4. How to interpret “highest number” vs “highest percentage”
“Highest number” usually tracks absolute counts and will favor large states with many elected offices and dense Muslim populations (e.g., New York, Michigan, New Jersey). “Highest percentage” compares Muslim officeholders to the total pool of state-level offices in a state and often favors smaller states or those with few offices if even one or two Muslim officials hold high-profile roles. The available sources identify significant wins in populous states (New York, Michigan, New Jersey) and a milestone statewide win in Virginia [1] [2], but they do not provide the raw counts or denominators needed to calculate either metric (not found in current reporting).

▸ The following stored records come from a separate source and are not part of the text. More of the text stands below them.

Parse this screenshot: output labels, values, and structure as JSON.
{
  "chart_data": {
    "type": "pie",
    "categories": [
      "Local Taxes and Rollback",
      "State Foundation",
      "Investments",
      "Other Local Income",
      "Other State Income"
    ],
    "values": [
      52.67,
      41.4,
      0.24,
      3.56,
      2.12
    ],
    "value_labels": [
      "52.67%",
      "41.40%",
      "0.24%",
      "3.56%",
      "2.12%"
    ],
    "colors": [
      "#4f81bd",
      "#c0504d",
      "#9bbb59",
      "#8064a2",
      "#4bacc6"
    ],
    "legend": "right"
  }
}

5. Competing perspectives and potential reporting agendas
Advocacy organizations such as CAIR emphasize parity and historic milestones — their tally of 42 victories frames the election cycle as a breakthrough for Muslim civic participation [2]. Mainstream outlets (The New York Times, NBC, CNN) foreground the symbolic significance of firsts (Hashmi, Mamdani) and campaign dynamics, including faith-based attacks Hashmi faced [1] [3] [5]. These emphases reflect different agendas: advocacy groups highlight aggregate gains and representation, while national press highlights symbolic “firsts” and narratives that resonate broadly.
6. How you could get the definitive answer
To determine which state leads in raw counts or percentage of Muslim state-level officeholders would require a compiled roster of elected state-level officials (state legislators, statewide constitutional officers and perhaps judges, depending on your definition), with religious self-identification for each — data not present in the supplied reporting. In practice you’d combine: a) CAIR’s or other groups’ comprehensive post-election tallies (if they publish a state-by-state breakdown), b) state legislative directories, and c) self-identification statements or candidate bios. The sources here do not provide those elements (not found in current reporting).
7. Bottom line for your original question
Based on the provided coverage, we can say several states had notable Muslim officeholders or historic wins in 2025 — prominently New York and Virginia, and mentions of Michigan, Maryland, and New Jersey [1] [2]. The specific answer to “which states have the highest number or percentage of Muslim state-level officeholders” is not available in these sources; a definitive ranked list or percentage breakdown is not included in the current reporting (not found in current reporting).